Einsatz am Manaslu – Schweizer Bergretter im Himalaja

Donnerstag, 12. Mai 2011, Lukla, Everestregion

Seit drei Wochen bin ich nun schon in Nepal. Ich vermisse mein kleines Schweizer Bergdorf am Fuße des Matterhorns, das ich in den letzten zwei Jahren immer wieder verlassen habe, um hier im gewaltigen Himalaja Rettungseinsätze zu fliegen – und anderen das Fliegen und Retten beizubringen. Der Aufbau einer Rettungsstation in Nepal ist für mich aber nicht nur ein Projekt, es ist eine Herzensangelegenheit. Ebenso wie das Fliegen selbst …

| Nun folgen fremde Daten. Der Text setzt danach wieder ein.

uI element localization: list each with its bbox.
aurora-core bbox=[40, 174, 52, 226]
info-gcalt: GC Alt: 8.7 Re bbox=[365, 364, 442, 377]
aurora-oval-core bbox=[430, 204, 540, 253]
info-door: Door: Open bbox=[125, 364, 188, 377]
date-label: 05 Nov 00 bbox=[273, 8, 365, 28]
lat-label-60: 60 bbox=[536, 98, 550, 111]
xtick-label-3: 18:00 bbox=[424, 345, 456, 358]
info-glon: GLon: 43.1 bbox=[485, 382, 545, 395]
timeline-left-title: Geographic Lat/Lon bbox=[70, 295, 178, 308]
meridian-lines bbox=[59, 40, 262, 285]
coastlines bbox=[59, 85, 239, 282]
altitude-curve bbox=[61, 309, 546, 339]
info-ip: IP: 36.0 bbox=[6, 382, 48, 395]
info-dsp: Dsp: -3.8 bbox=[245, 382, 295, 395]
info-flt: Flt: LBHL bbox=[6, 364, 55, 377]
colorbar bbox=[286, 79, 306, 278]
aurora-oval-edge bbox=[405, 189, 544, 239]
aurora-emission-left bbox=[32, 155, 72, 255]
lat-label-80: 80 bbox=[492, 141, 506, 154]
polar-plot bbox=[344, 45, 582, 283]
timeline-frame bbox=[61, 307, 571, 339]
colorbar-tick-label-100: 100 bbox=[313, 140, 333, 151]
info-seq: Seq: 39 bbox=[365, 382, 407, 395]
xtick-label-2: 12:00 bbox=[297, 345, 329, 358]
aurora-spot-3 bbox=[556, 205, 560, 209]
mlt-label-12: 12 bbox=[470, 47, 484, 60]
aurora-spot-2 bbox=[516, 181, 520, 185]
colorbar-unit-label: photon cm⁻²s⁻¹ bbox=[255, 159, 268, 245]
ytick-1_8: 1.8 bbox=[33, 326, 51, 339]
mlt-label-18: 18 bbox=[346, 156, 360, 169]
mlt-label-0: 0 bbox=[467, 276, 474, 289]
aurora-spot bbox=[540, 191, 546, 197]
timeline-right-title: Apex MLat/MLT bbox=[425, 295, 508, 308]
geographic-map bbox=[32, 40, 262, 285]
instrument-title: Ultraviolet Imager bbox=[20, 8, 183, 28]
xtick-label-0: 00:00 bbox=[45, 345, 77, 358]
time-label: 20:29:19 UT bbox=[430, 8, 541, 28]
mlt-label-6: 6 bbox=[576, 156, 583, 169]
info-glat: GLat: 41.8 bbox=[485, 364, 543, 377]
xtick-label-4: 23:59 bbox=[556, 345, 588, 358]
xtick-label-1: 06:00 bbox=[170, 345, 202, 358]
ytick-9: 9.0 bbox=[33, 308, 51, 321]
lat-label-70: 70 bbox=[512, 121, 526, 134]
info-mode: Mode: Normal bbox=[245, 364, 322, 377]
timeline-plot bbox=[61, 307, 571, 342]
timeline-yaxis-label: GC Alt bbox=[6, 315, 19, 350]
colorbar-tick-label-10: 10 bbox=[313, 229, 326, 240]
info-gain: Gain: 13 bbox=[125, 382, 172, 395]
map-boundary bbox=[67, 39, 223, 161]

Die Beauty Shots für die Dokumentation des Schweizer Fernsehens über unser Nepal-Projekt sind endlich im Kasten. Eine spezielle, vibrationsfreie Cineflex-Kamera, die an der vorderen Unterseite des Helikopters montiert wurde, sowie eine Begleitperson und mehr als 100 Kilogramm Technik an Bord haben das Steuern in diesen Höhen zu einer Zerreißprobe werden lassen. Das Triebwerk gelangte an seine Leistungsgrenze – und wir an den Rand der Verzweiflung. Schon seit über zwei Jahren begleitet und dokumentiert das TV-Team unsere Arbeit im Himalaja. In den letzten Tagen aber war der Druck auf die gesamte Mannschaft noch einmal enorm gestiegen, denn alles hing plötzlich von diesen einmaligen Aufnahmen rund um den Everest ab. Warum bloß hatte ich dem Produzenten und Regisseur Frank Senn versprochen, ja regelrecht garantiert, die geforderten Aufnahmen – Everest, Basecamp, Ama Dablam, das Kloster von Tengboche, der Cho La-Pass, Berge und Gletscher – zu liefern, obwohl uns der leistungsstärkere Heli AS 350 B3 nicht zur Verfügung stand? Nun war ich auf den schwachen B2 angewiesen.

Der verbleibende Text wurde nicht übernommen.